As for you, watch a good a good book..go for a walk. It is 9:55 here in Norfolk, VA and the temp is 55. I went for a walk and listened to this spiritual Indian music. I was alone and at peace. Oh, and before that, I watched this Korean movie that had my crying. How is that for a good INFP male?

So, deal with it, learn from it, and get on with life. It is so important to live in the moment. As beings, we have some of the past with us, and we are looking/planning for the future, but we must live now. Feel bad, cry, don't make excuses for him or try to understand him, just let him go. The hurt, I think, is so tough for us. My best friend, a neuropsychologist (and someone who has been there with my numerous ups and downs since college), told me to take care of myself first. So, I am passing that onto you. His behavior makes no sense. You cannot, in my opinion, recycle it and make something good out of it. You can just share your love with others. It does not have to be in a relationship, it is just you being a little bee spreading pollen all over the place.

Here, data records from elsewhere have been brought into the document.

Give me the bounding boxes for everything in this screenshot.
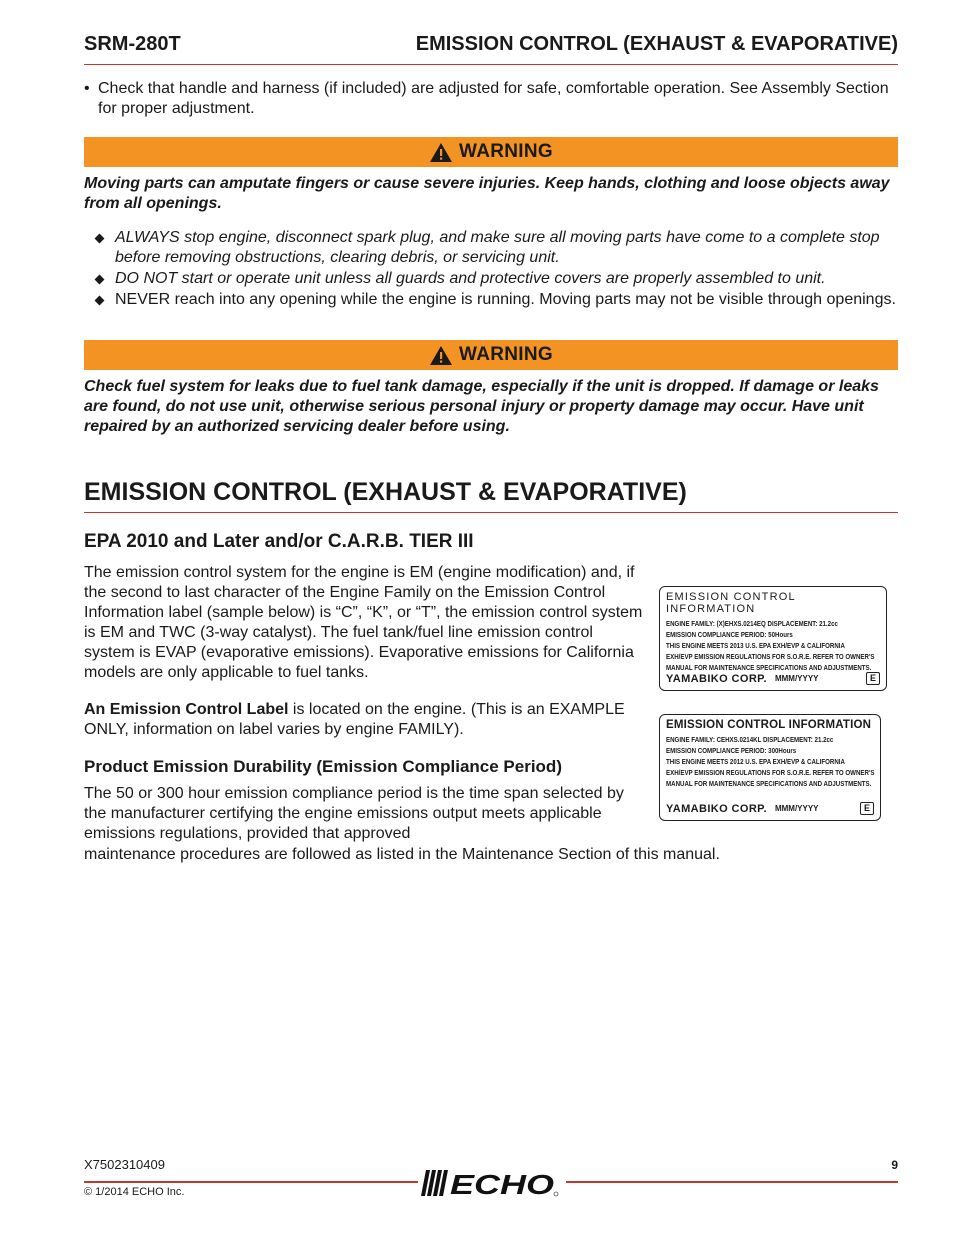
section-heading: EMISSION CONTROL (EXHAUST & EVAPORATIVE) <box>84 478 898 513</box>
footer-rule-left <box>84 1181 418 1183</box>
copyright: © 1/2014 ECHO Inc. <box>84 1186 185 1198</box>
intro-bullet-text: Check that handle and harness (if included) are adjusted for safe, comfortable operation. See Assembly Section for proper adjustment. <box>98 80 889 117</box>
section-title: EMISSION CONTROL (EXHAUST & EVAPORATIVE) <box>415 33 898 55</box>
label-title: EMISSION CONTROL INFORMATION <box>666 719 872 731</box>
list-item: ALWAYS stop engine, disconnect spark plug, and make sure all moving parts have come to a complete stop before removing obstructions, clearing debris, or servicing unit. <box>96 228 898 268</box>
subheading: EPA 2010 and Later and/or C.A.R.B. TIER III <box>84 531 474 552</box>
manual-book-icon: E <box>860 802 874 815</box>
durability-paragraph-end: maintenance procedures are followed as listed in the Maintenance Section of this manual. <box>84 846 720 863</box>
page-number: 9 <box>891 1158 898 1172</box>
label-footer <box>666 802 874 815</box>
footer-rule-right <box>566 1181 898 1183</box>
label-line: EXH/EVP EMISSION REGULATIONS FOR S.O.R.E. REFER TO OWNER'S <box>666 652 875 661</box>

I am getting ready to teach three classes at a local university. That is where I now share my love and passion. I try to teach the students my perspective on working with children. I try to help them be more sensitive and caring. I sometimes develop and great relationships with my students. I don't just teach them, but guide them. That brings me happiness. Also, when class is over, I go home and recover from being with a lot of people. It is who WE are.

I hope this helped a little. It is, for me, tough to know that someone is hurting and not be able to fix it. In any case, I am sending a little peace and love your way.